> GPU databases are brilliant for cases where the working set can live entirely ...

boulos · on Sept 13, 2020

Disclosure: I work on Google Cloud (but you don’t need to rent GPUs from us).

Absolutely, but as last year’s discussion highlights, a bunch of GPUs connected via NVLINK kind of gives you the aggregate memory of the set for some of these database applications (large-scale ML training has also gone this way).

That’s why our A100 system design is 16 A100s in a single host. 16x40 GB gives you 640 GB of aggregate memory, which is pretty attractive for many applications.

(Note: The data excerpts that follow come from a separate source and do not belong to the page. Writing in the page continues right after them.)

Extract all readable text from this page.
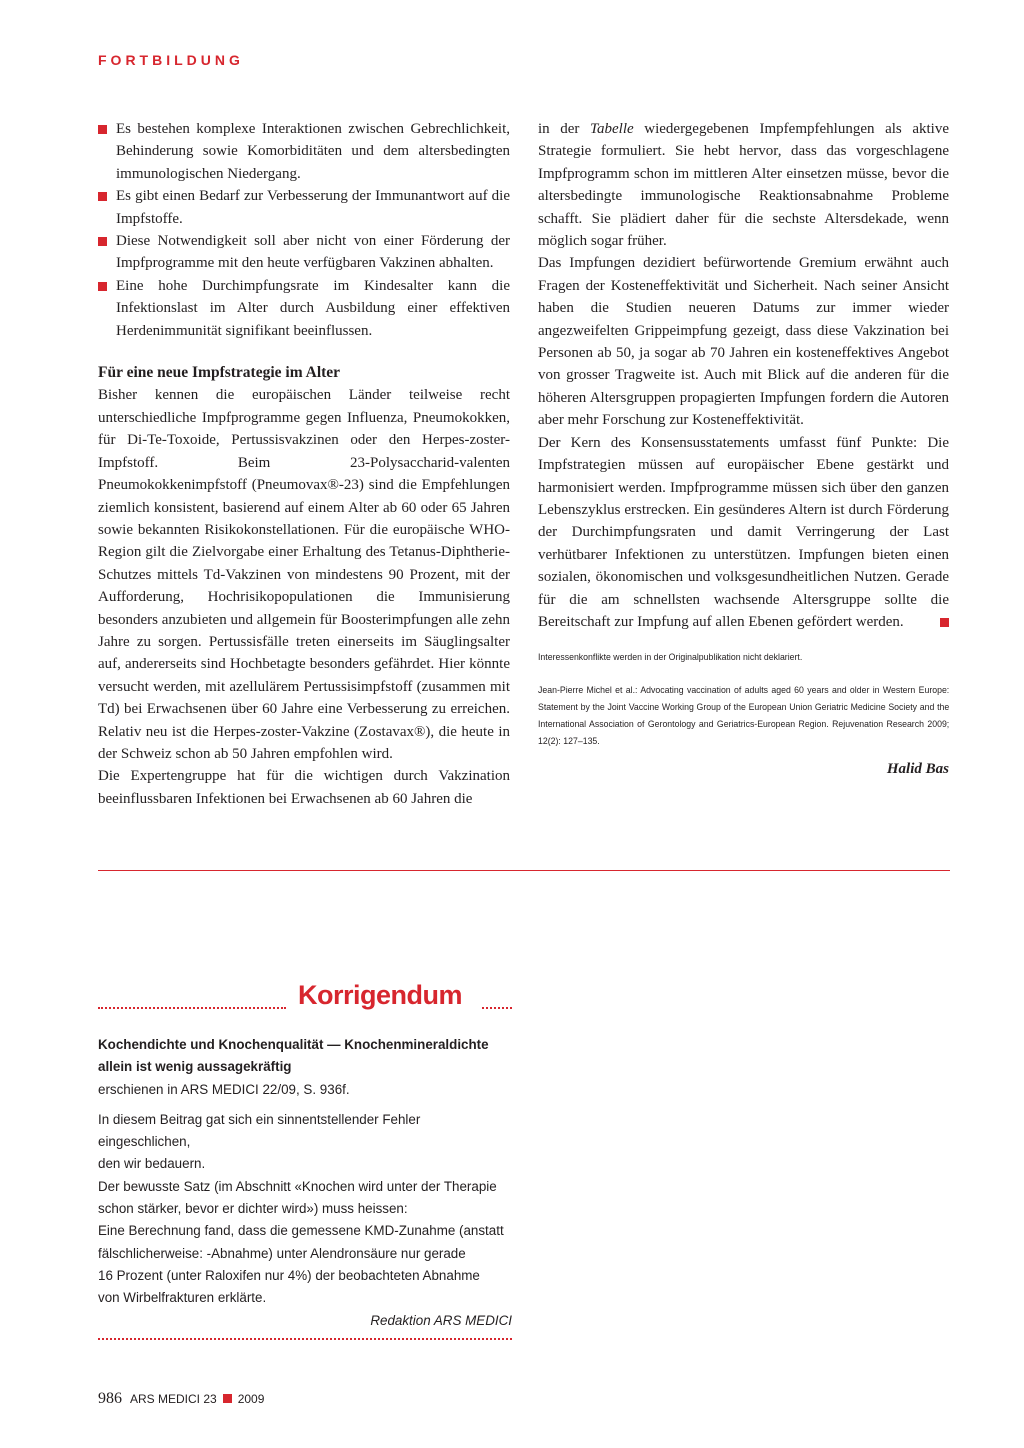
FORTBILDUNG

Es bestehen komplexe Interaktionen zwischen Gebrechlichkeit, Behinderung sowie Komorbiditäten und dem altersbedingten immunologischen Niedergang.

Es gibt einen Bedarf zur Verbesserung der Immunantwort auf die Impfstoffe.

Diese Notwendigkeit soll aber nicht von einer Förderung der Impfprogramme mit den heute verfügbaren Vakzinen abhalten.

Eine hohe Durchimpfungsrate im Kindesalter kann die Infektionslast im Alter durch Ausbildung einer effektiven Herdenimmunität signifikant beeinflussen.

Für eine neue Impfstrategie im Alter

Bisher kennen die europäischen Länder teilweise recht unterschiedliche Impfprogramme gegen Influenza, Pneumokokken, für Di-Te-Toxoide, Pertussisvakzinen oder den Herpes-zoster-Impfstoff. Beim 23-Polysaccharid-valenten Pneumokokkenimpfstoff (Pneumovax®-23) sind die Empfehlungen ziemlich konsistent, basierend auf einem Alter ab 60 oder 65 Jahren sowie bekannten Risikokonstellationen. Für die europäische WHO-Region gilt die Zielvorgabe einer Erhaltung des Tetanus-Diphtherie-Schutzes mittels Td-Vakzinen von mindestens 90 Prozent, mit der Aufforderung, Hochrisikopopulationen die Immunisierung besonders anzubieten und allgemein für Boosterimpfungen alle zehn Jahre zu sorgen. Pertussisfälle treten einerseits im Säuglingsalter auf, andererseits sind Hochbetagte besonders gefährdet. Hier könnte versucht werden, mit azellulärem Pertussisimpfstoff (zusammen mit Td) bei Erwachsenen über 60 Jahre eine Verbesserung zu erreichen. Relativ neu ist die Herpes-zoster-Vakzine (Zostavax®), die heute in der Schweiz schon ab 50 Jahren empfohlen wird.

Die Expertengruppe hat für die wichtigen durch Vakzination beeinflussbaren Infektionen bei Erwachsenen ab 60 Jahren die

in der Tabelle wiedergegebenen Impfempfehlungen als aktive Strategie formuliert. Sie hebt hervor, dass das vorgeschlagene Impfprogramm schon im mittleren Alter einsetzen müsse, bevor die altersbedingte immunologische Reaktionsabnahme Probleme schafft. Sie plädiert daher für die sechste Altersdekade, wenn möglich sogar früher.

Das Impfungen dezidiert befürwortende Gremium erwähnt auch Fragen der Kosteneffektivität und Sicherheit. Nach seiner Ansicht haben die Studien neueren Datums zur immer wieder angezweifelten Grippeimpfung gezeigt, dass diese Vakzination bei Personen ab 50, ja sogar ab 70 Jahren ein kosteneffektives Angebot von grosser Tragweite ist. Auch mit Blick auf die anderen für die höheren Altersgruppen propagierten Impfungen fordern die Autoren aber mehr Forschung zur Kosteneffektivität.

Der Kern des Konsensusstatements umfasst fünf Punkte: Die Impfstrategien müssen auf europäischer Ebene gestärkt und harmonisiert werden. Impfprogramme müssen sich über den ganzen Lebenszyklus erstrecken. Ein gesünderes Altern ist durch Förderung der Durchimpfungsraten und damit Verringerung der Last verhütbarer Infektionen zu unterstützen. Impfungen bieten einen sozialen, ökonomischen und volksgesundheitlichen Nutzen. Gerade für die am schnellsten wachsende Altersgruppe sollte die Bereitschaft zur Impfung auf allen Ebenen gefördert werden.

Interessenkonflikte werden in der Originalpublikation nicht deklariert.
Jean-Pierre Michel et al.: Advocating vaccination of adults aged 60 years and older in Western Europe: Statement by the Joint Vaccine Working Group of the European Union Geriatric Medicine Society and the International Association of Gerontology and Geriatrics-European Region. Rejuvenation Research 2009; 12(2): 127–135.
Halid Bas
Korrigendum
Kochendichte und Knochenqualität — Knochenmineraldichte
allein ist wenig aussagekräftig
erschienen in ARS MEDICI 22/09, S. 936f.
In diesem Beitrag gat sich ein sinnentstellender Fehler eingeschlichen,
den wir bedauern.
Der bewusste Satz (im Abschnitt «Knochen wird unter der Therapie
schon stärker, bevor er dichter wird») muss heissen:
Eine Berechnung fand, dass die gemessene KMD-Zunahme (anstatt
fälschlicherweise: -Abnahme) unter Alendronsäure nur gerade
16 Prozent (unter Raloxifen nur 4%) der beobachteten Abnahme
von Wirbelfrakturen erklärte.
Redaktion ARS MEDICI
986 ARS MEDICI 23 2009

The question as always is cost vs benefit. If there’s something that a GPU backed < noun > can do that you “couldn’t” with a large Intel/AMD cpu box, or is actually a large integer multiple cheaper, it’s probably worth the development effort.

ramoz · on Sept 13, 2020

Interesting. Much of my work here is on production GCP workloads. We've landed on C2s and cpu optimizations for our inference engine but hadn't really considered NVLINK. Now wondering if I can distribute batch inference across multi-gpus.

We'll be on premium support soon ... hoping we can get access to folks like yourself for some of this.

boulos · on Sept 13, 2020

I should clarify: A100s are likely a bad price/performance trade off for inference. The T4 part is designed for that, but doesn’t have NVLINK.

Do you have models >16 GB that you’re trying to do real-time inference against?

Feel free to send me an email regardless! (In my profile)

Edit: https://news.ycombinator.com/item?id=23800049 was my writeup for a recent Ask HN about cost efficient inference.

zetazzed · on Sept 13, 2020

A100s support MIG (multi instance GPUs), so you can carve each A100 up into 7 separate GPUs for inference of small models. If your inference workload is too small to feed this beast all at once, it can be pretty handy: https://docs.nvidia.com/datacenter/tesla/mig-user-guide/inde...

lmeyerov · on Sept 13, 2020

Yeah the sweet spots is landing as:

* CPUs: medium data, and queries that are small / slow / irregular

* GPUs: general analytics over data that is small (in-memory) or large / streaming data (replace Spark):

Data perspective:

-- small data (100MB - 512GB): all in GPU memory, so question if boring queries ("select username from django_table" better in psql) or compute ones ("select price where ..." better in GPU SQL)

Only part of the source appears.